Jalons pour une spiritualité martinienne
Don Bruno Attuyt
20 mai 2004
Jacques Fontaine dans son commentaire de la Vita Martini, écrite par Sulpice Sévère, tente une présentation de la spiritualité de saint Martin et de ses disciples d’aquitaine. Marquée par le contexte historique et la dimension fortement monastique, si cette spiritualité demande des réajustements adaptés à la vie actuelle, elle n’est pas sans trouver quelques échos dans la vie de la Communauté Saint Martin. Ce qui semble intéressant dans la présentation qu’en fait J.Fontaine, c’est la compatibilité de cette spiritualité du IV°s avec les grands courants mystiques postérieurs. Ainsi, par exemple, la vision « dramatique » du monde selon saint Martin se concilie tout à fait avec l’esprit ignatien , bénédictin ou thérésien.
Le contexte historique de la spiritualité martinienne.

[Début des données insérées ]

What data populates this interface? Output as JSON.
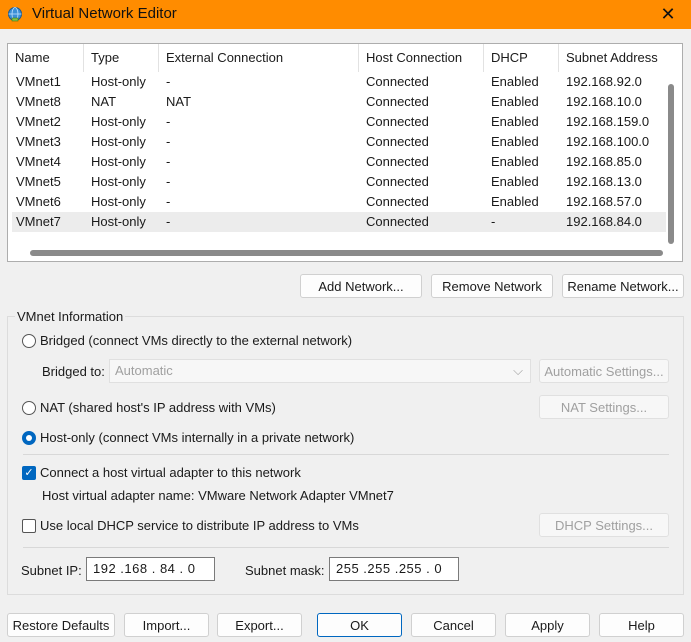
{
  "window": {
    "title": "Virtual Network Editor",
    "close": "✕"
  },
  "table": {
    "columns": [
      "Name",
      "Type",
      "External Connection",
      "Host Connection",
      "DHCP",
      "Subnet Address"
    ],
    "rows": [
      [
        "VMnet1",
        "Host-only",
        "-",
        "Connected",
        "Enabled",
        "192.168.92.0"
      ],
      [
        "VMnet8",
        "NAT",
        "NAT",
        "Connected",
        "Enabled",
        "192.168.10.0"
      ],
      [
        "VMnet2",
        "Host-only",
        "-",
        "Connected",
        "Enabled",
        "192.168.159.0"
      ],
      [
        "VMnet3",
        "Host-only",
        "-",
        "Connected",
        "Enabled",
        "192.168.100.0"
      ],
      [
        "VMnet4",
        "Host-only",
        "-",
        "Connected",
        "Enabled",
        "192.168.85.0"
      ],
      [
        "VMnet5",
        "Host-only",
        "-",
        "Connected",
        "Enabled",
        "192.168.13.0"
      ],
      [
        "VMnet6",
        "Host-only",
        "-",
        "Connected",
        "Enabled",
        "192.168.57.0"
      ],
      [
        "VMnet7",
        "Host-only",
        "-",
        "Connected",
        "-",
        "192.168.84.0"
      ]
    ],
    "selected_row": "VMnet7"
  },
  "network_buttons": {
    "add": "Add Network...",
    "remove": "Remove Network",
    "rename": "Rename Network..."
  },
  "vmnet_info": {
    "group_title": "VMnet Information",
    "bridged_label": "Bridged (connect VMs directly to the external network)",
    "bridged_to_label": "Bridged to:",
    "bridged_to_value": "Automatic",
    "automatic_settings": "Automatic Settings...",
    "nat_label": "NAT (shared host's IP address with VMs)",
    "nat_settings": "NAT Settings...",
    "hostonly_label": "Host-only (connect VMs internally in a private network)",
    "selected_mode": "Host-only",
    "connect_adapter_label": "Connect a host virtual adapter to this network",
    "connect_adapter_checked": true,
    "adapter_name_text": "Host virtual adapter name: VMware Network Adapter VMnet7",
    "dhcp_label": "Use local DHCP service to distribute IP address to VMs",
    "dhcp_checked": false,
    "dhcp_settings": "DHCP Settings...",
    "subnet_ip_label": "Subnet IP:",
    "subnet_ip_value": "192 .168 . 84 .  0",
    "subnet_mask_label": "Subnet mask:",
    "subnet_mask_value": "255 .255 .255 .  0"
  },
  "footer_buttons": {
    "restore": "Restore Defaults",
    "import": "Import...",
    "export": "Export...",
    "ok": "OK",
    "cancel": "Cancel",
    "apply": "Apply",
    "help": "Help"
  },
  "colors": {
    "titlebar": "#ff8c00",
    "accent": "#0067c0"
  }
}
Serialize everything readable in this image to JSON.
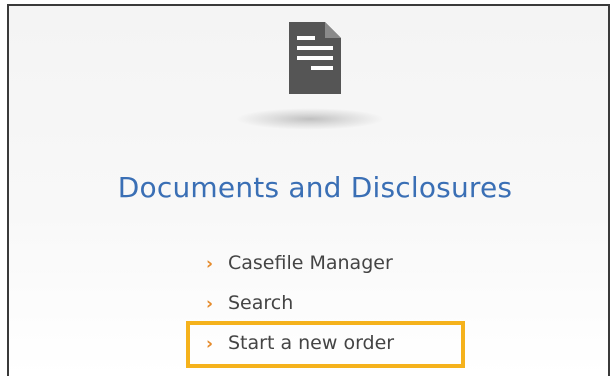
{
  "section": {
    "icon": "document-icon",
    "title": "Documents and Disclosures"
  },
  "links": [
    {
      "label": "Casefile Manager",
      "icon": "chevron-right-icon"
    },
    {
      "label": "Search",
      "icon": "chevron-right-icon"
    },
    {
      "label": "Start a new order",
      "icon": "chevron-right-icon",
      "highlighted": true
    }
  ],
  "colors": {
    "title": "#3a6fb5",
    "chevron": "#e58a2a",
    "highlight_border": "#f5b21c",
    "icon": "#555555"
  }
}
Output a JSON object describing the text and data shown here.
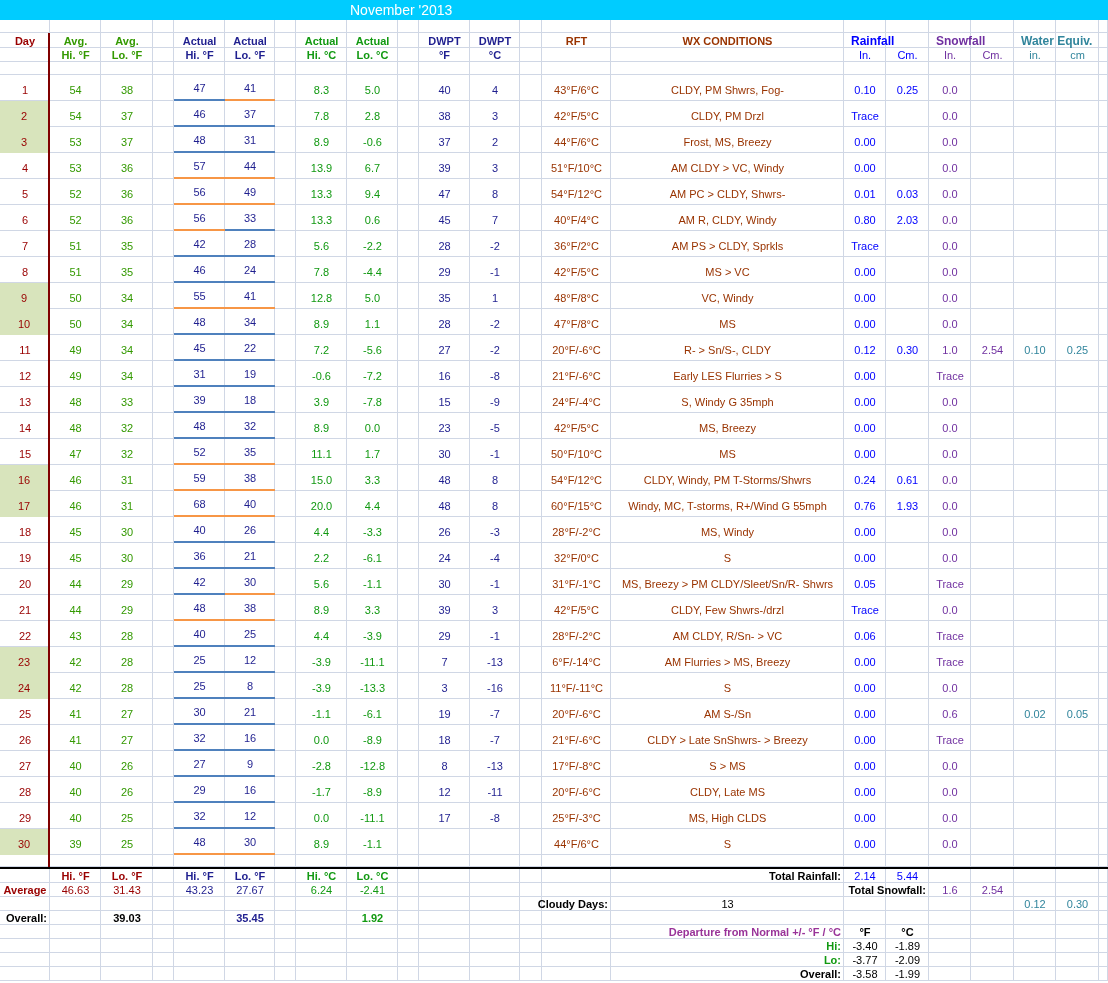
{
  "title": "November '2013",
  "column_headers": [
    {
      "kind": "day",
      "line_1": "Day"
    },
    {
      "kind": "avg",
      "line_1": "Avg.",
      "line_2": "Hi. °F"
    },
    {
      "kind": "avg",
      "line_1": "Avg.",
      "line_2": "Lo. °F"
    },
    {
      "kind": "actual_f",
      "line_1": "Actual",
      "line_2": "Hi. °F"
    },
    {
      "kind": "actual_f",
      "line_1": "Actual",
      "line_2": "Lo. °F"
    },
    {
      "kind": "actual_c",
      "line_1": "Actual",
      "line_2": "Hi. °C"
    },
    {
      "kind": "actual_c",
      "line_1": "Actual",
      "line_2": "Lo. °C"
    },
    {
      "kind": "dwpt",
      "line_1": "DWPT",
      "line_2": "°F"
    },
    {
      "kind": "dwpt",
      "line_1": "DWPT",
      "line_2": "°C"
    },
    {
      "kind": "rft",
      "line_1": "RFT"
    },
    {
      "kind": "wx",
      "line_1": "WX CONDITIONS"
    },
    {
      "kind": "rain",
      "line_1": "Rainfall",
      "line_2": "In."
    },
    {
      "kind": "rain",
      "line_2": "Cm."
    },
    {
      "kind": "snow",
      "line_1": "Snowfall",
      "line_2": "In."
    },
    {
      "kind": "snow",
      "line_2": "Cm."
    },
    {
      "kind": "water",
      "line_1": "Water Equiv.",
      "line_2": "in."
    },
    {
      "kind": "water",
      "line_2": "cm"
    }
  ],
  "days": [
    {
      "day": "1",
      "weekend": false,
      "avg_hi_f": "54",
      "avg_lo_f": "38",
      "actual_hi_f": "47",
      "actual_lo_f": "41",
      "hi_above_avg": false,
      "lo_above_avg": true,
      "actual_hi_c": "8.3",
      "actual_lo_c": "5.0",
      "dewpoint_f": "40",
      "dewpoint_c": "4",
      "rft": "43°F/6°C",
      "conditions": "CLDY, PM Shwrs, Fog-",
      "rain_in": "0.10",
      "rain_cm": "0.25",
      "snow_in": "0.0"
    },
    {
      "day": "2",
      "weekend": true,
      "avg_hi_f": "54",
      "avg_lo_f": "37",
      "actual_hi_f": "46",
      "actual_lo_f": "37",
      "hi_above_avg": false,
      "lo_above_avg": false,
      "actual_hi_c": "7.8",
      "actual_lo_c": "2.8",
      "dewpoint_f": "38",
      "dewpoint_c": "3",
      "rft": "42°F/5°C",
      "conditions": "CLDY, PM Drzl",
      "rain_in": "Trace",
      "snow_in": "0.0"
    },
    {
      "day": "3",
      "weekend": true,
      "avg_hi_f": "53",
      "avg_lo_f": "37",
      "actual_hi_f": "48",
      "actual_lo_f": "31",
      "hi_above_avg": false,
      "lo_above_avg": false,
      "actual_hi_c": "8.9",
      "actual_lo_c": "-0.6",
      "dewpoint_f": "37",
      "dewpoint_c": "2",
      "rft": "44°F/6°C",
      "conditions": "Frost, MS, Breezy",
      "rain_in": "0.00",
      "snow_in": "0.0"
    },
    {
      "day": "4",
      "weekend": false,
      "avg_hi_f": "53",
      "avg_lo_f": "36",
      "actual_hi_f": "57",
      "actual_lo_f": "44",
      "hi_above_avg": true,
      "lo_above_avg": true,
      "actual_hi_c": "13.9",
      "actual_lo_c": "6.7",
      "dewpoint_f": "39",
      "dewpoint_c": "3",
      "rft": "51°F/10°C",
      "conditions": "AM CLDY > VC, Windy",
      "rain_in": "0.00",
      "snow_in": "0.0"
    },
    {
      "day": "5",
      "weekend": false,
      "avg_hi_f": "52",
      "avg_lo_f": "36",
      "actual_hi_f": "56",
      "actual_lo_f": "49",
      "hi_above_avg": true,
      "lo_above_avg": true,
      "actual_hi_c": "13.3",
      "actual_lo_c": "9.4",
      "dewpoint_f": "47",
      "dewpoint_c": "8",
      "rft": "54°F/12°C",
      "conditions": "AM PC > CLDY, Shwrs-",
      "rain_in": "0.01",
      "rain_cm": "0.03",
      "snow_in": "0.0"
    },
    {
      "day": "6",
      "weekend": false,
      "avg_hi_f": "52",
      "avg_lo_f": "36",
      "actual_hi_f": "56",
      "actual_lo_f": "33",
      "hi_above_avg": true,
      "lo_above_avg": false,
      "actual_hi_c": "13.3",
      "actual_lo_c": "0.6",
      "dewpoint_f": "45",
      "dewpoint_c": "7",
      "rft": "40°F/4°C",
      "conditions": "AM R, CLDY, Windy",
      "rain_in": "0.80",
      "rain_cm": "2.03",
      "snow_in": "0.0"
    },
    {
      "day": "7",
      "weekend": false,
      "avg_hi_f": "51",
      "avg_lo_f": "35",
      "actual_hi_f": "42",
      "actual_lo_f": "28",
      "hi_above_avg": false,
      "lo_above_avg": false,
      "actual_hi_c": "5.6",
      "actual_lo_c": "-2.2",
      "dewpoint_f": "28",
      "dewpoint_c": "-2",
      "rft": "36°F/2°C",
      "conditions": "AM PS > CLDY, Sprkls",
      "rain_in": "Trace",
      "snow_in": "0.0"
    },
    {
      "day": "8",
      "weekend": false,
      "avg_hi_f": "51",
      "avg_lo_f": "35",
      "actual_hi_f": "46",
      "actual_lo_f": "24",
      "hi_above_avg": false,
      "lo_above_avg": false,
      "actual_hi_c": "7.8",
      "actual_lo_c": "-4.4",
      "dewpoint_f": "29",
      "dewpoint_c": "-1",
      "rft": "42°F/5°C",
      "conditions": "MS > VC",
      "rain_in": "0.00",
      "snow_in": "0.0"
    },
    {
      "day": "9",
      "weekend": true,
      "avg_hi_f": "50",
      "avg_lo_f": "34",
      "actual_hi_f": "55",
      "actual_lo_f": "41",
      "hi_above_avg": true,
      "lo_above_avg": true,
      "actual_hi_c": "12.8",
      "actual_lo_c": "5.0",
      "dewpoint_f": "35",
      "dewpoint_c": "1",
      "rft": "48°F/8°C",
      "conditions": "VC, Windy",
      "rain_in": "0.00",
      "snow_in": "0.0"
    },
    {
      "day": "10",
      "weekend": true,
      "avg_hi_f": "50",
      "avg_lo_f": "34",
      "actual_hi_f": "48",
      "actual_lo_f": "34",
      "hi_above_avg": false,
      "lo_above_avg": false,
      "actual_hi_c": "8.9",
      "actual_lo_c": "1.1",
      "dewpoint_f": "28",
      "dewpoint_c": "-2",
      "rft": "47°F/8°C",
      "conditions": "MS",
      "rain_in": "0.00",
      "snow_in": "0.0"
    },
    {
      "day": "11",
      "weekend": false,
      "avg_hi_f": "49",
      "avg_lo_f": "34",
      "actual_hi_f": "45",
      "actual_lo_f": "22",
      "hi_above_avg": false,
      "lo_above_avg": false,
      "actual_hi_c": "7.2",
      "actual_lo_c": "-5.6",
      "dewpoint_f": "27",
      "dewpoint_c": "-2",
      "rft": "20°F/-6°C",
      "conditions": "R- > Sn/S-, CLDY",
      "rain_in": "0.12",
      "rain_cm": "0.30",
      "snow_in": "1.0",
      "snow_cm": "2.54",
      "water_in": "0.10",
      "water_cm": "0.25"
    },
    {
      "day": "12",
      "weekend": false,
      "avg_hi_f": "49",
      "avg_lo_f": "34",
      "actual_hi_f": "31",
      "actual_lo_f": "19",
      "hi_above_avg": false,
      "lo_above_avg": false,
      "actual_hi_c": "-0.6",
      "actual_lo_c": "-7.2",
      "dewpoint_f": "16",
      "dewpoint_c": "-8",
      "rft": "21°F/-6°C",
      "conditions": "Early LES Flurries > S",
      "rain_in": "0.00",
      "snow_in": "Trace"
    },
    {
      "day": "13",
      "weekend": false,
      "avg_hi_f": "48",
      "avg_lo_f": "33",
      "actual_hi_f": "39",
      "actual_lo_f": "18",
      "hi_above_avg": false,
      "lo_above_avg": false,
      "actual_hi_c": "3.9",
      "actual_lo_c": "-7.8",
      "dewpoint_f": "15",
      "dewpoint_c": "-9",
      "rft": "24°F/-4°C",
      "conditions": "S, Windy G 35mph",
      "rain_in": "0.00",
      "snow_in": "0.0"
    },
    {
      "day": "14",
      "weekend": false,
      "avg_hi_f": "48",
      "avg_lo_f": "32",
      "actual_hi_f": "48",
      "actual_lo_f": "32",
      "hi_above_avg": false,
      "lo_above_avg": false,
      "actual_hi_c": "8.9",
      "actual_lo_c": "0.0",
      "dewpoint_f": "23",
      "dewpoint_c": "-5",
      "rft": "42°F/5°C",
      "conditions": "MS, Breezy",
      "rain_in": "0.00",
      "snow_in": "0.0"
    },
    {
      "day": "15",
      "weekend": false,
      "avg_hi_f": "47",
      "avg_lo_f": "32",
      "actual_hi_f": "52",
      "actual_lo_f": "35",
      "hi_above_avg": true,
      "lo_above_avg": true,
      "actual_hi_c": "11.1",
      "actual_lo_c": "1.7",
      "dewpoint_f": "30",
      "dewpoint_c": "-1",
      "rft": "50°F/10°C",
      "conditions": "MS",
      "rain_in": "0.00",
      "snow_in": "0.0"
    },
    {
      "day": "16",
      "weekend": true,
      "avg_hi_f": "46",
      "avg_lo_f": "31",
      "actual_hi_f": "59",
      "actual_lo_f": "38",
      "hi_above_avg": true,
      "lo_above_avg": true,
      "actual_hi_c": "15.0",
      "actual_lo_c": "3.3",
      "dewpoint_f": "48",
      "dewpoint_c": "8",
      "rft": "54°F/12°C",
      "conditions": "CLDY, Windy, PM T-Storms/Shwrs",
      "rain_in": "0.24",
      "rain_cm": "0.61",
      "snow_in": "0.0"
    },
    {
      "day": "17",
      "weekend": true,
      "avg_hi_f": "46",
      "avg_lo_f": "31",
      "actual_hi_f": "68",
      "actual_lo_f": "40",
      "hi_above_avg": true,
      "lo_above_avg": true,
      "actual_hi_c": "20.0",
      "actual_lo_c": "4.4",
      "dewpoint_f": "48",
      "dewpoint_c": "8",
      "rft": "60°F/15°C",
      "conditions": "Windy, MC, T-storms, R+/Wind G 55mph",
      "rain_in": "0.76",
      "rain_cm": "1.93",
      "snow_in": "0.0"
    },
    {
      "day": "18",
      "weekend": false,
      "avg_hi_f": "45",
      "avg_lo_f": "30",
      "actual_hi_f": "40",
      "actual_lo_f": "26",
      "hi_above_avg": false,
      "lo_above_avg": false,
      "actual_hi_c": "4.4",
      "actual_lo_c": "-3.3",
      "dewpoint_f": "26",
      "dewpoint_c": "-3",
      "rft": "28°F/-2°C",
      "conditions": "MS, Windy",
      "rain_in": "0.00",
      "snow_in": "0.0"
    },
    {
      "day": "19",
      "weekend": false,
      "avg_hi_f": "45",
      "avg_lo_f": "30",
      "actual_hi_f": "36",
      "actual_lo_f": "21",
      "hi_above_avg": false,
      "lo_above_avg": false,
      "actual_hi_c": "2.2",
      "actual_lo_c": "-6.1",
      "dewpoint_f": "24",
      "dewpoint_c": "-4",
      "rft": "32°F/0°C",
      "conditions": "S",
      "rain_in": "0.00",
      "snow_in": "0.0"
    },
    {
      "day": "20",
      "weekend": false,
      "avg_hi_f": "44",
      "avg_lo_f": "29",
      "actual_hi_f": "42",
      "actual_lo_f": "30",
      "hi_above_avg": false,
      "lo_above_avg": true,
      "actual_hi_c": "5.6",
      "actual_lo_c": "-1.1",
      "dewpoint_f": "30",
      "dewpoint_c": "-1",
      "rft": "31°F/-1°C",
      "conditions": "MS, Breezy > PM CLDY/Sleet/Sn/R- Shwrs",
      "rain_in": "0.05",
      "snow_in": "Trace"
    },
    {
      "day": "21",
      "weekend": false,
      "avg_hi_f": "44",
      "avg_lo_f": "29",
      "actual_hi_f": "48",
      "actual_lo_f": "38",
      "hi_above_avg": true,
      "lo_above_avg": true,
      "actual_hi_c": "8.9",
      "actual_lo_c": "3.3",
      "dewpoint_f": "39",
      "dewpoint_c": "3",
      "rft": "42°F/5°C",
      "conditions": "CLDY, Few Shwrs-/drzl",
      "rain_in": "Trace",
      "snow_in": "0.0"
    },
    {
      "day": "22",
      "weekend": false,
      "avg_hi_f": "43",
      "avg_lo_f": "28",
      "actual_hi_f": "40",
      "actual_lo_f": "25",
      "hi_above_avg": false,
      "lo_above_avg": false,
      "actual_hi_c": "4.4",
      "actual_lo_c": "-3.9",
      "dewpoint_f": "29",
      "dewpoint_c": "-1",
      "rft": "28°F/-2°C",
      "conditions": "AM CLDY, R/Sn- > VC",
      "rain_in": "0.06",
      "snow_in": "Trace"
    },
    {
      "day": "23",
      "weekend": true,
      "avg_hi_f": "42",
      "avg_lo_f": "28",
      "actual_hi_f": "25",
      "actual_lo_f": "12",
      "hi_above_avg": false,
      "lo_above_avg": false,
      "actual_hi_c": "-3.9",
      "actual_lo_c": "-11.1",
      "dewpoint_f": "7",
      "dewpoint_c": "-13",
      "rft": "6°F/-14°C",
      "conditions": "AM Flurries > MS, Breezy",
      "rain_in": "0.00",
      "snow_in": "Trace"
    },
    {
      "day": "24",
      "weekend": true,
      "avg_hi_f": "42",
      "avg_lo_f": "28",
      "actual_hi_f": "25",
      "actual_lo_f": "8",
      "hi_above_avg": false,
      "lo_above_avg": false,
      "actual_hi_c": "-3.9",
      "actual_lo_c": "-13.3",
      "dewpoint_f": "3",
      "dewpoint_c": "-16",
      "rft": "11°F/-11°C",
      "conditions": "S",
      "rain_in": "0.00",
      "snow_in": "0.0"
    },
    {
      "day": "25",
      "weekend": false,
      "avg_hi_f": "41",
      "avg_lo_f": "27",
      "actual_hi_f": "30",
      "actual_lo_f": "21",
      "hi_above_avg": false,
      "lo_above_avg": false,
      "actual_hi_c": "-1.1",
      "actual_lo_c": "-6.1",
      "dewpoint_f": "19",
      "dewpoint_c": "-7",
      "rft": "20°F/-6°C",
      "conditions": "AM S-/Sn",
      "rain_in": "0.00",
      "snow_in": "0.6",
      "water_in": "0.02",
      "water_cm": "0.05"
    },
    {
      "day": "26",
      "weekend": false,
      "avg_hi_f": "41",
      "avg_lo_f": "27",
      "actual_hi_f": "32",
      "actual_lo_f": "16",
      "hi_above_avg": false,
      "lo_above_avg": false,
      "actual_hi_c": "0.0",
      "actual_lo_c": "-8.9",
      "dewpoint_f": "18",
      "dewpoint_c": "-7",
      "rft": "21°F/-6°C",
      "conditions": "CLDY > Late SnShwrs- > Breezy",
      "rain_in": "0.00",
      "snow_in": "Trace"
    },
    {
      "day": "27",
      "weekend": false,
      "avg_hi_f": "40",
      "avg_lo_f": "26",
      "actual_hi_f": "27",
      "actual_lo_f": "9",
      "hi_above_avg": false,
      "lo_above_avg": false,
      "actual_hi_c": "-2.8",
      "actual_lo_c": "-12.8",
      "dewpoint_f": "8",
      "dewpoint_c": "-13",
      "rft": "17°F/-8°C",
      "conditions": "S > MS",
      "rain_in": "0.00",
      "snow_in": "0.0"
    },
    {
      "day": "28",
      "weekend": false,
      "avg_hi_f": "40",
      "avg_lo_f": "26",
      "actual_hi_f": "29",
      "actual_lo_f": "16",
      "hi_above_avg": false,
      "lo_above_avg": false,
      "actual_hi_c": "-1.7",
      "actual_lo_c": "-8.9",
      "dewpoint_f": "12",
      "dewpoint_c": "-11",
      "rft": "20°F/-6°C",
      "conditions": "CLDY, Late MS",
      "rain_in": "0.00",
      "snow_in": "0.0"
    },
    {
      "day": "29",
      "weekend": false,
      "avg_hi_f": "40",
      "avg_lo_f": "25",
      "actual_hi_f": "32",
      "actual_lo_f": "12",
      "hi_above_avg": false,
      "lo_above_avg": false,
      "actual_hi_c": "0.0",
      "actual_lo_c": "-11.1",
      "dewpoint_f": "17",
      "dewpoint_c": "-8",
      "rft": "25°F/-3°C",
      "conditions": "MS, High CLDS",
      "rain_in": "0.00",
      "snow_in": "0.0"
    },
    {
      "day": "30",
      "weekend": true,
      "avg_hi_f": "39",
      "avg_lo_f": "25",
      "actual_hi_f": "48",
      "actual_lo_f": "30",
      "hi_above_avg": true,
      "lo_above_avg": true,
      "actual_hi_c": "8.9",
      "actual_lo_c": "-1.1",
      "rft": "44°F/6°C",
      "conditions": "S",
      "rain_in": "0.00",
      "snow_in": "0.0"
    }
  ],
  "averages": {
    "label": "Average",
    "cells": [
      {
        "kind": "avg",
        "header": "Hi. °F",
        "value": "46.63"
      },
      {
        "kind": "avg",
        "header": "Lo. °F",
        "value": "31.43"
      },
      {
        "kind": "actual_f",
        "header": "Hi. °F",
        "value": "43.23"
      },
      {
        "kind": "actual_f",
        "header": "Lo. °F",
        "value": "27.67"
      },
      {
        "kind": "actual_c",
        "header": "Hi. °C",
        "value": "6.24"
      },
      {
        "kind": "actual_c",
        "header": "Lo. °C",
        "value": "-2.41"
      }
    ]
  },
  "overall": {
    "label": "Overall:",
    "values": [
      {
        "kind": "avg",
        "value": "39.03"
      },
      {
        "kind": "actual_f",
        "value": "35.45"
      },
      {
        "kind": "actual_c",
        "value": "1.92"
      }
    ]
  },
  "total_rainfall": {
    "label": "Total Rainfall:",
    "in": "2.14",
    "cm": "5.44"
  },
  "total_snowfall": {
    "label": "Total Snowfall:",
    "in": "1.6",
    "cm": "2.54"
  },
  "cloudy_days": {
    "label": "Cloudy Days:",
    "value": "13"
  },
  "total_water_equiv": {
    "in": "0.12",
    "cm": "0.30"
  },
  "departure": {
    "title": "Departure from Normal +/- °F / °C",
    "unit_f": "°F",
    "unit_c": "°C",
    "rows": [
      {
        "kind": "hi",
        "label": "Hi:",
        "f": "-3.40",
        "c": "-1.89"
      },
      {
        "kind": "lo",
        "label": "Lo:",
        "f": "-3.77",
        "c": "-2.09"
      },
      {
        "kind": "overall",
        "label": "Overall:",
        "f": "-3.58",
        "c": "-1.99"
      }
    ]
  }
}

Martin est un homme d’action et de prière. Sa formation s’est faite par la catéchèse, l’homélitique et la liturgie ainsi que par des contacts personnels, des « collations », avec saint Hilaire et d’autres. La spiritualité martinienne se présente en opposition avec divers courants hétérodoxes qui traversaient la Gaule comme le priscillianisme, l’origénisme, le novatianisme et l’illuminisme. Cela dans un contexte géopolitique où le christianisme devient religion d’état (379-381) entraînant un renforcement de la lutte anti-païenne et le développement du culte des martyrs (386). Dans l’Église, le monachisme se développe et les communautés chrétiennes doivent faire face à l’entrée massive des païens dans l’Église.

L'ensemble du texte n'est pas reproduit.